Though OpenAI is reportedly looking into the possibility of ending its exclusive use of Azure in favor of other partners, it still has rights to OpenAI's intellectual property and benefits from OpenAI's demand for access to Azure.
In addition to having access to OpenAI's intellectual property, which includes ChatGPT, Microsoft also has Copilot, its own AI assistant.
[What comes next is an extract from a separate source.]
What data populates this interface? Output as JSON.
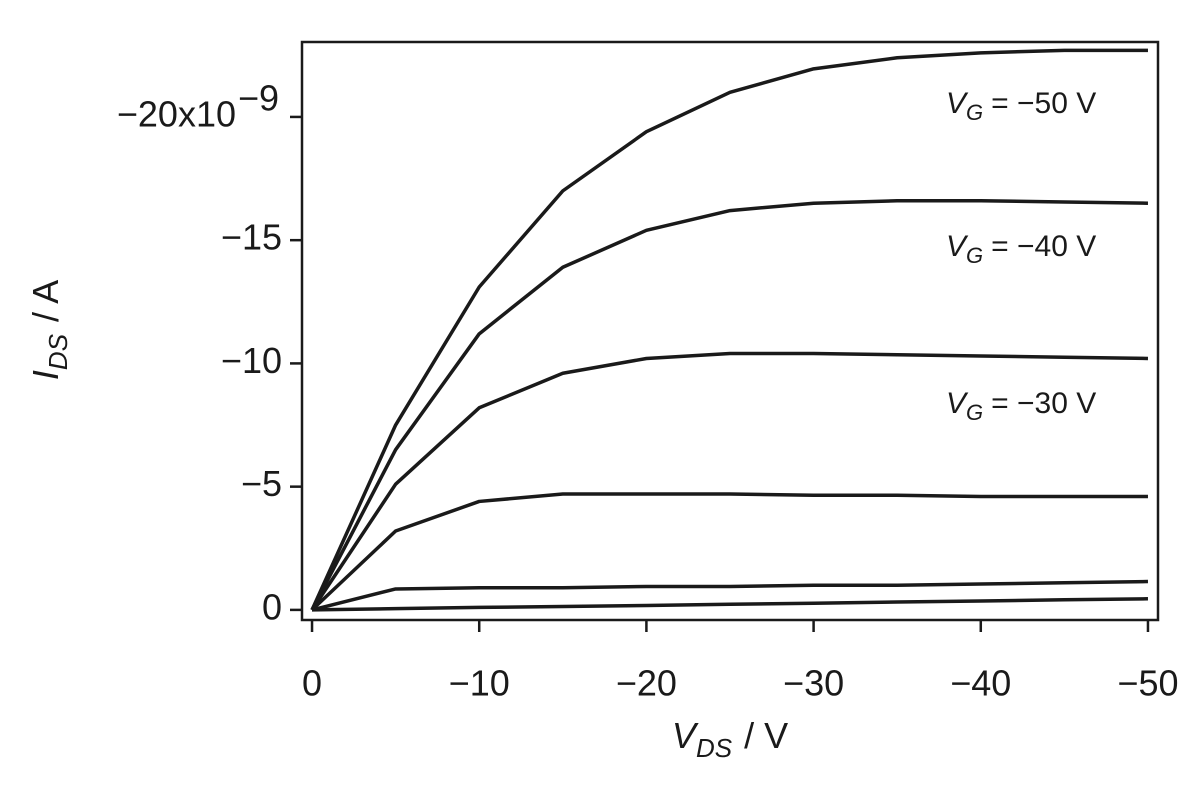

The Copilots app family now has over 100 million monthly users, according to Microsoft CEO Satya Nadella's announcement during the Q4 2025 earnings call.
Do Microsoft's stock shares offer good value?
Even though Microsoft is the second most valuable company in the world, its stock isn't extremely expensiveat least not when compared to other large tech stocks.
Microsoft's stock price was 37.6% higher than trailing earnings and 33.6% higher than projected earnings as of the end of regular trading on July 30. Because of this, Microsoft stock was less expensive than shares of Nvidia or Amazon, even though these numbers came before the post-hours spike that followed Microsoft's earnings announcement.
According to Matt Britzman, senior equity analyst at Hargreaves Lansdown, "investors don't need to look much further for an AI name to buy and hold" because of Microsoft's combination of AI exposure, revenue visibility, impressive margins, and healthy cash flows.
According to Lale Akoner, global market analyst at eToro, Microsoft remains one of the best options available if you're searching for a reliable, long-term strategy to ride the AI wave.